Los liberales preparan una campaña de apoyo
"¡Yeltsin, Yeltsin!", retumbaba el cine Octubre con los gritos de más de 2.000 personas. Allí, en ese céntrico local de la capital rusa, el 10 de junio de 1991, Borís Yeltsin cerró su campaña electoral que dos días después le llevaría a la presidencia del país. Simbólicamente, en el mismo local comenzó ayer la nueva campaña para el referéndum del 25 de abril, en el que el líder se juega el todo por el todo.La plana mayor del yeltsinismo estaba presente en el local, como en los mejores tiempos, aunque faltaba el jefe: la muerte de su madre, Klavdia Vasilevna, impidió a Yeltsin asistir a la inauguración de la campaña que decidirá si Rusia sigue por el camino de las reformas o regresa al comunismo. En todo caso, así es como plantean el dilema los que ayer se reunieron en el cine Octubre.
"Ésta es nuestra última oportunidad. Si no vencemos, entonces mañana habrá un derramamiento de sangre: será nuestra sangre la que derramarán los comunistas", dijo Andréi Makárov, el abogado partidario de un proceso de Núremberg contra el antiguo Partido Comunista de la Unión Soviética (PCUS).
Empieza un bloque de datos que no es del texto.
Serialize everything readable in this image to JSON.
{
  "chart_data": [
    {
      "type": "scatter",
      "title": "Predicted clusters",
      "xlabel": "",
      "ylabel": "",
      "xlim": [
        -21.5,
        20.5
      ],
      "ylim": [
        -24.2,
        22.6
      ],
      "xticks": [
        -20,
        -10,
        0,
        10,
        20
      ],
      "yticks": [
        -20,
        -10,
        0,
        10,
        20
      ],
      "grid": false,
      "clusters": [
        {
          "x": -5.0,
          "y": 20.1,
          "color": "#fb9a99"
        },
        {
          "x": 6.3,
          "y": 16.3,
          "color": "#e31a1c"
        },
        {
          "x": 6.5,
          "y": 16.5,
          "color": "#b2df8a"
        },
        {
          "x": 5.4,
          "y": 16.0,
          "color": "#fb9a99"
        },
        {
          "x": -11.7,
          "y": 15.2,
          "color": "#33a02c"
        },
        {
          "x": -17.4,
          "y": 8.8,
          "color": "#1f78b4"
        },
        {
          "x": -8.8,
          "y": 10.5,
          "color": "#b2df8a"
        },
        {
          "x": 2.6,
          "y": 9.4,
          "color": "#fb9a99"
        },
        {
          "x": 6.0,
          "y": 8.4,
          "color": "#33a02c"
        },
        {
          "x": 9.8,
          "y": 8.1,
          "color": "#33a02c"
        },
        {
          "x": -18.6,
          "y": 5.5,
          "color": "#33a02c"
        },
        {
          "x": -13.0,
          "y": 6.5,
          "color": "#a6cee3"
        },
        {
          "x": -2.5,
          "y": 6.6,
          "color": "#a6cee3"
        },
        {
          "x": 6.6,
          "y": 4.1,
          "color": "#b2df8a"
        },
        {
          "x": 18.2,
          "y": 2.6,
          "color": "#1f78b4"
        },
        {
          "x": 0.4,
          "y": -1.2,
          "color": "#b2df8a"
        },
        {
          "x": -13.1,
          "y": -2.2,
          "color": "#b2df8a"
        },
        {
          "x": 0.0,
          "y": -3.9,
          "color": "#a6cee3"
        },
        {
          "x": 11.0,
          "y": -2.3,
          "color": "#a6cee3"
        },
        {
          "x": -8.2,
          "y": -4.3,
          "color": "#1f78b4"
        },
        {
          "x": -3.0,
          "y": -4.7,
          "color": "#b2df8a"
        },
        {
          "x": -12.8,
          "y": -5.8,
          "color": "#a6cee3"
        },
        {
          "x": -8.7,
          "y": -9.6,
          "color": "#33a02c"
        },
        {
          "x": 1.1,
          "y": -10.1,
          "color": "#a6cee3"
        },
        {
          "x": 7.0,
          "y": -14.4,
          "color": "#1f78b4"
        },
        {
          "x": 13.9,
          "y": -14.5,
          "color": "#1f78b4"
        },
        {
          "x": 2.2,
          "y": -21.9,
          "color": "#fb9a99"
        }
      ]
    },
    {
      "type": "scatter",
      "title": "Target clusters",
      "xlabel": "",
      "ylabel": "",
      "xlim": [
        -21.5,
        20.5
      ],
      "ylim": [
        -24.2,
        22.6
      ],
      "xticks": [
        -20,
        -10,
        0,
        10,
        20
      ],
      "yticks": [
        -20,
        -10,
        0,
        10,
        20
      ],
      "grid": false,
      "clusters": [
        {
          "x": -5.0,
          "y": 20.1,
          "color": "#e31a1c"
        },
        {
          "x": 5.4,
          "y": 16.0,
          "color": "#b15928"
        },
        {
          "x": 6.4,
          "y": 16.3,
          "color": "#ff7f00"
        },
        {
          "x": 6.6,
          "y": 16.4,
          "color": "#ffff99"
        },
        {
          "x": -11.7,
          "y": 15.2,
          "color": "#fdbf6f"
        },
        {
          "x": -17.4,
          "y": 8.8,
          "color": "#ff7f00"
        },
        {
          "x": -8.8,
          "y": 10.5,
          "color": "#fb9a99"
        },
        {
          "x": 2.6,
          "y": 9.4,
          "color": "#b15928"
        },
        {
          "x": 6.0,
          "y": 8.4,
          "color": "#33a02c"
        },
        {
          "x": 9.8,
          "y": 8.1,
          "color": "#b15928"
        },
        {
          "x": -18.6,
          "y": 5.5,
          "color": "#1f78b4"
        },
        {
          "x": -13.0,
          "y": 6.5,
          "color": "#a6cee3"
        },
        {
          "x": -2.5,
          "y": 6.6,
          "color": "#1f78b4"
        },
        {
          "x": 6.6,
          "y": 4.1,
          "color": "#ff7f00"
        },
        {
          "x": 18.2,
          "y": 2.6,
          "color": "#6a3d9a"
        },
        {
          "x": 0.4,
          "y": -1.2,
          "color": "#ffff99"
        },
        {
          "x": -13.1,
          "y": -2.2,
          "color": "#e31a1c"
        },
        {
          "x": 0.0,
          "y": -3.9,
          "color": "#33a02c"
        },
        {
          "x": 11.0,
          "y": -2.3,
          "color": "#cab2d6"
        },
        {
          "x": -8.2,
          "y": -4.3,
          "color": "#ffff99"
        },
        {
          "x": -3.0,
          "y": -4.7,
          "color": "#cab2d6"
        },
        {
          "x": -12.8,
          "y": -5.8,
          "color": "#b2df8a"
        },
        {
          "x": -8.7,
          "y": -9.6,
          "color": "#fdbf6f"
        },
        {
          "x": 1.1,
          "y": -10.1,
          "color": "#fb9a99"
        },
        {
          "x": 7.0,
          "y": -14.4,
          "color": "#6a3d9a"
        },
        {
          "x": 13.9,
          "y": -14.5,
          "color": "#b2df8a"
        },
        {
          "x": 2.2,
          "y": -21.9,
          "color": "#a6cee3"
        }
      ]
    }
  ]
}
La restauración comunista es ya casi un hecho consumado, pues existe "un Sóviet Supremo comunista y un Tribunal Constitucional procomunista", señaló Makárov, refiriéndose a la condena del mensaje de Yeltsin por parte del Parlamento y del jefe del Constitucional.
Guennadi Búrbulis, hasta hace poco la mano derecha de Yeltsin, fue recibido con una ovación cuando subió a la tribuna con el puño en alto. "Crear una fuerte y eficaz organización de demócratas reformistas: ésta es la consigna de hoy", dijo Búrbulis, según el cual el nuevo partido debe ser capaz de defender al presidente cada día, y no sólo en momentos críticos como el actual.
Más de 60 organizaciones de corte liberal ya se han unido en el Comité de las Organizaciones Democráticas tras dejar a un lado sus diferencias para poder hacer una campaña común a favor del referéndum. Además, con una rapidez inusitada se ha creado el Comité de Defensa del Presidente, con filiales en casi todas las provincias, para recolectar fondos y financiar el plebiscito.